Inevitabilmente, dovremo fare manovre espansive pesanti; e farle prima che le difficoltà economiche si traducano in questioni di ordine pubblico. Però coscienti che il grosso lo dovremo fare senza “salvatori del Nord”. E gli Stati Uniti d’Europa? Per ora mancano. Per avere gli Stati Uniti d’America c’è voluta una rivoluzione contro la potenza coloniale (Londra) e una guerra civile per stabilire il “chi” e il “quanto” comandi tra Washington e gli stati. L’Unione europea non è nulla di ciò, salvo che nella retorica fondativa.

È un accordo intergovernativo tra stati sovrani (la sua stessa evoluzione lo sottolinea sempre di più). Per ragionare delle conseguenze della Covid-19 economy di qui bisogna partire. Quindi, per reggere il virus numero due (quello della paralisi produttivo/commerciale) dovremo andare massicciamente sui mercati col nostro debito sovrano. Meglio farlo con lo scudo dell’euro e della Banca centrale europea; che poi, a ben vedere, così già opera una forma indiretta di mutualizzazione del debito. Oppure, vogliamo rinunciare allo scudo dell’euro e lanciarci senza paracadute in questa difficile avventura?

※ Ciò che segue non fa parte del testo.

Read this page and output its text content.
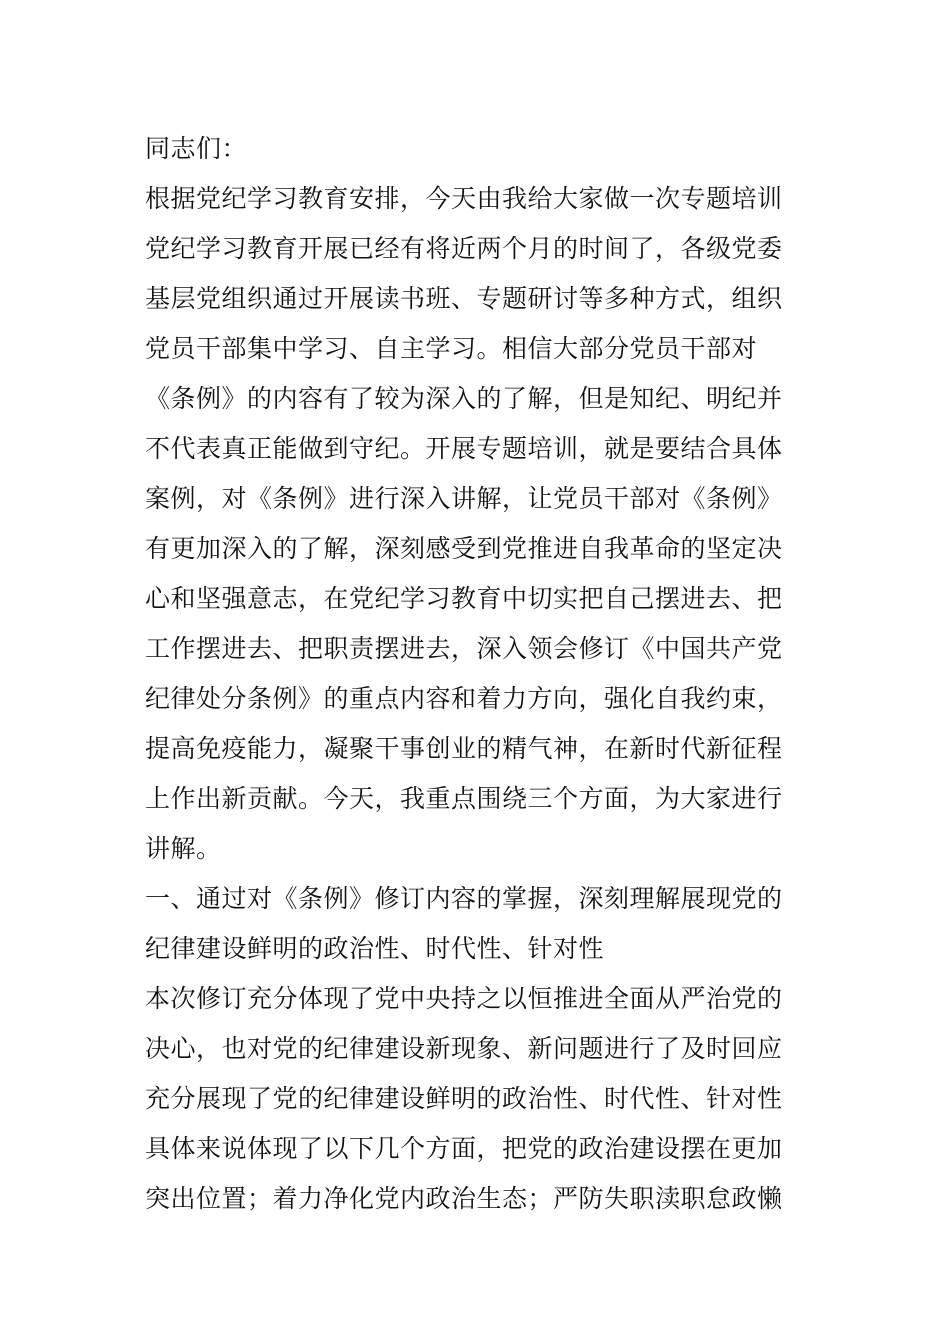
同志们：
根据党纪学习教育安排，今天由我给大家做一次专题培训
党纪学习教育开展已经有将近两个月的时间了，各级党委
基层党组织通过开展读书班、专题研讨等多种方式，组织
党员干部集中学习、自主学习。相信大部分党员干部对
《条例》的内容有了较为深入的了解，但是知纪、明纪并
不代表真正能做到守纪。开展专题培训，就是要结合具体
案例，对《条例》进行深入讲解，让党员干部对《条例》
有更加深入的了解，深刻感受到党推进自我革命的坚定决
心和坚强意志，在党纪学习教育中切实把自己摆进去、把
工作摆进去、把职责摆进去，深入领会修订《中国共产党
纪律处分条例》的重点内容和着力方向，强化自我约束，
提高免疫能力，凝聚干事创业的精气神，在新时代新征程
上作出新贡献。今天，我重点围绕三个方面，为大家进行
讲解。
一、通过对《条例》修订内容的掌握，深刻理解展现党的
纪律建设鲜明的政治性、时代性、针对性
本次修订充分体现了党中央持之以恒推进全面从严治党的
决心，也对党的纪律建设新现象、新问题进行了及时回应
充分展现了党的纪律建设鲜明的政治性、时代性、针对性
具体来说体现了以下几个方面，把党的政治建设摆在更加
突出位置；着力净化党内政治生态；严防失职渎职怠政懒
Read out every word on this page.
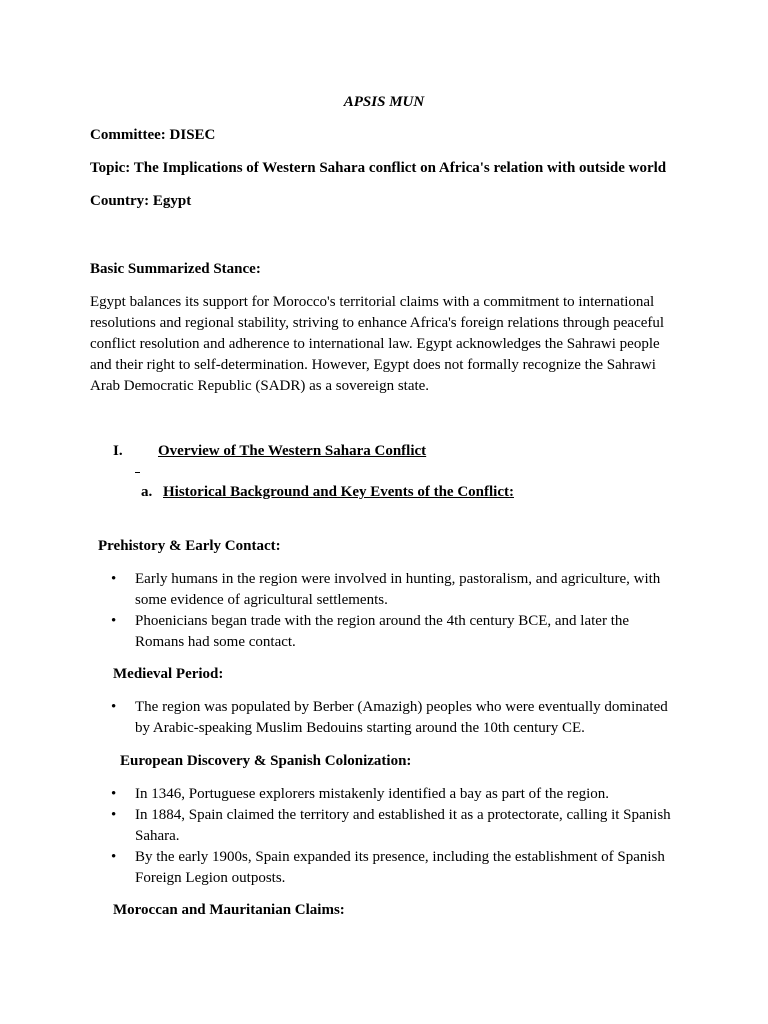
APSIS MUN

Committee: DISEC

Topic: The Implications of Western Sahara conflict on Africa's relation with outside world

Country: Egypt

Basic Summarized Stance:

Egypt balances its support for Morocco's territorial claims with a commitment to international resolutions and regional stability, striving to enhance Africa's foreign relations through peaceful conflict resolution and adherence to international law. Egypt acknowledges the Sahrawi people and their right to self-determination. However, Egypt does not formally recognize the Sahrawi Arab Democratic Republic (SADR) as a sovereign state.

I. Overview of The Western Sahara Conflict
a. Historical Background and Key Events of the Conflict:

Prehistory & Early Contact:

• Early humans in the region were involved in hunting, pastoralism, and agriculture, with some evidence of agricultural settlements.
• Phoenicians began trade with the region around the 4th century BCE, and later the Romans had some contact.

Medieval Period:

• The region was populated by Berber (Amazigh) peoples who were eventually dominated by Arabic-speaking Muslim Bedouins starting around the 10th century CE.

European Discovery & Spanish Colonization:

• In 1346, Portuguese explorers mistakenly identified a bay as part of the region.
• In 1884, Spain claimed the territory and established it as a protectorate, calling it Spanish Sahara.
• By the early 1900s, Spain expanded its presence, including the establishment of Spanish Foreign Legion outposts.

Moroccan and Mauritanian Claims:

Queste sono le scelte che abbiamo di fronte. Poi è bene ricordare che, almeno per quanto attiene all’emergenza sanitaria in senso stretto, l’essere nell’Unione europea e nell’Unione monetaria (Uem) è un gioco politico positivo. Della Bce si è detto: il suo Pandemic emergency purchase programme (Pepp) è “artiglieria pesante” che risolve crisi di liquidità nel mercato dei titoli (normalizza lo spread).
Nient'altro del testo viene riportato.